The fire tower dated back to the fifties. Obsolete in the era of satellites, the forty-seven-foot-high tower—basically an open fifteen-by-fifteen-foot room on stilts—had been scheduled for destruction when he bought it. He refashioned it into a three-story home by enclosing the lower portion of the tower and keeping the original lookout at the top intact. The ground floor housed the kitchen and the bathroom; his living space, which doubled as a bedroom, was on the second floor. He did most of the work himself, with the help of his dad and his brother Tyler, both carpenters. The living space may have been small, but the view was as big as the great outdoors.
He loved this place, and so did Susie Bear—even though at first she wasn’t crazy about the stairs. He opened the red door—the only painted surface in the all-wood structure—and the dog rushed past him into the kitchen, stopping for a sloppy drink at her water bowl, and lumbered up the steep wooden stairs that flanked the far wall to the next level. She was as eager to hit the sheets as Troy was.
And he was right behind her.
But first he climbed a final flight of stairs to the top of the fire tower. He opened the sliding glass door and stepped onto the deck. He came out here often. To drink in the spectacular view, he told himself, but it was more than that. Sure, the outlook provided a 360-degree vista of the surrounding area, a splendor of forest and river and sky. Night or day, the effect was the same. Gazing out from his fire tower always reassured him that life was bigger than his own problems.

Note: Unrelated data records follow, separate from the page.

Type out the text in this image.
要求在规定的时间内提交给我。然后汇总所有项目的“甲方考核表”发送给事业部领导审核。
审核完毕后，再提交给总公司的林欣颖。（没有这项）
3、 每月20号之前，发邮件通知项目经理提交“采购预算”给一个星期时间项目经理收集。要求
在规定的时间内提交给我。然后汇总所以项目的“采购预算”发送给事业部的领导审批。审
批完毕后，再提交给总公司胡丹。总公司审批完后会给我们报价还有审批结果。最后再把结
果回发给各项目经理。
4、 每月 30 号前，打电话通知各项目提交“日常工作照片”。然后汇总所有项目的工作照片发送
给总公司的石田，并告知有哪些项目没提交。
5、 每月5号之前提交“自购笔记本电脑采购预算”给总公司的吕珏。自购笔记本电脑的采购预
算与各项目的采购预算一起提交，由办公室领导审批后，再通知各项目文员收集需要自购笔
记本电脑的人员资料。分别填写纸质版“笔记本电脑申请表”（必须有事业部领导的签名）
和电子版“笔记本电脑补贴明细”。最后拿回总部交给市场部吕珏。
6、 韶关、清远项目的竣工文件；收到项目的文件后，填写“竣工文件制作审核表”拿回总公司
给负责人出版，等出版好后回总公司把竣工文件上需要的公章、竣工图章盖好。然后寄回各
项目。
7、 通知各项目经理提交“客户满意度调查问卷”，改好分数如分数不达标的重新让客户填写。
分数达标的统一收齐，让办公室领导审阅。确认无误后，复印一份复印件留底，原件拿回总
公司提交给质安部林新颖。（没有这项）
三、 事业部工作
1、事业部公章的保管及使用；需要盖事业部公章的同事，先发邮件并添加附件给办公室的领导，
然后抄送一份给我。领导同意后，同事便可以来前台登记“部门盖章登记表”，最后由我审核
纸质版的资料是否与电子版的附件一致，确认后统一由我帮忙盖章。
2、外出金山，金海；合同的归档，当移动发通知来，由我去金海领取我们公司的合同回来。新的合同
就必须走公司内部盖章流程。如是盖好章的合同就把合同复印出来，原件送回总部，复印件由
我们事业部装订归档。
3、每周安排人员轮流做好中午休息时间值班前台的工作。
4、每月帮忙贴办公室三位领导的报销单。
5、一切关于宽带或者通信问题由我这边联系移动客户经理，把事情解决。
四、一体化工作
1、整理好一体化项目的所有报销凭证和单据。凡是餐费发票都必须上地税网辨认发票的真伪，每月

Even after his wife ran off with that flatlander from Florida.
Tonight, the jagged tapestry of treetops against the sweep of stars and a pale sickle moon moved him more than he could say. Coming home to an empty house—empty of his wife—hurt him, especially in the beginning. He’d thought of her leaving him as the beginning of the end of his marriage. Although in truth the end had begun long ago. He’d been afraid of losing her since high school.
Meeting Mercy Carr today had reminded him of that.
Troy looked up and found the North Star. He stared at the bright star for a long time before going back inside and down the stairs. Pulling the Murphy bed down out of the wall seemed like too much trouble, so he crashed on the sectional with his dog, still in his uniform, and dozed off to the comforting sound of canine snoring.